The Mozilla Festival's Building Trustworthy AI Working Group collaborates on AI projects with over 400 members from various countries.
Open access science makes scientific information, including research articles and data, freely available to the public. The relationship between open access science and AI is that AI can utilize open access scientific information as a resource to advance scientific discovery and innovation.
By having access to large amounts of scientific data and research, AI algorithms can analyze and extract insights, potentially leading to breakthroughs and advancements.
References and Further Reading
Avraamidou, L. (2023).
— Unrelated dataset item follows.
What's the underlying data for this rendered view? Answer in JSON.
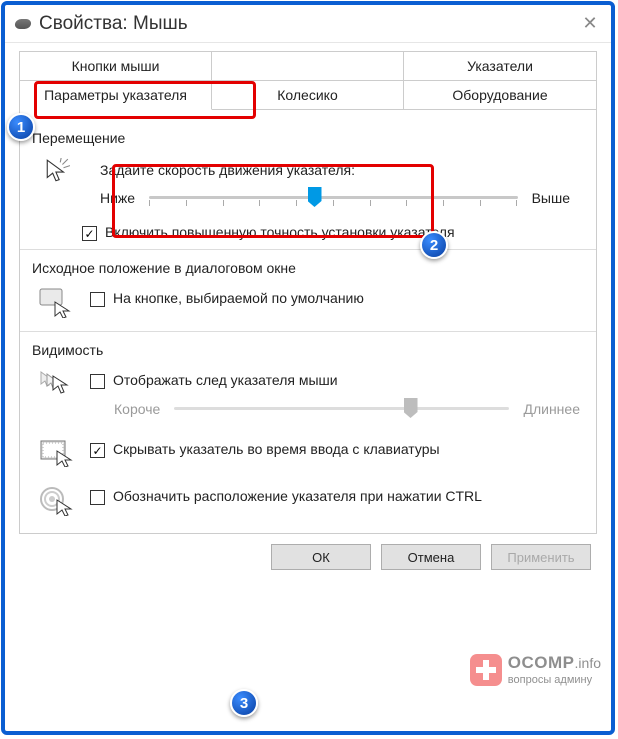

ChatGPT is amazing and everything that’s wrong with the world. [Online] UKRANT. Available at: https://ukrant.nl/chatgpt-is-amazing-and-everything-thats-wrong-with-the-world.
Brainard, J., and J. Kaiser (2022). White House requires immediate public access to all U.S.-funded research papers by 2025. Science. doi.org/10.1126/science.ade6076.
Ding, J. et al (2023). Towards Openness Beyond Open Access: User Journeys through 3 Open AI Collaboratives. Computers and Society. doi.org/10.48550/arXiv.2301.08488.
Etzioni, O. (2020). Fighting COVID-19 with Open Access and AI. [Online] Towards Data Science. Available at: https://towardsdatascience.com/fighting-covid-19-with-open-access-and-ai-9a4df3cbe8c0.
Kim, S-J., and K.S. Park (2021). Influence of open access journals on the research community in Journal Citation Reports. Science Editing. doi.org/10.6087/kcse.227.
Prior, F., and W. Bennett (2023). Open Access Data to Enable AI Applications in Radiation Therapy. Artificial Intelligence in Radiation Oncology. doi.org/10.1142/9789811263545_0004.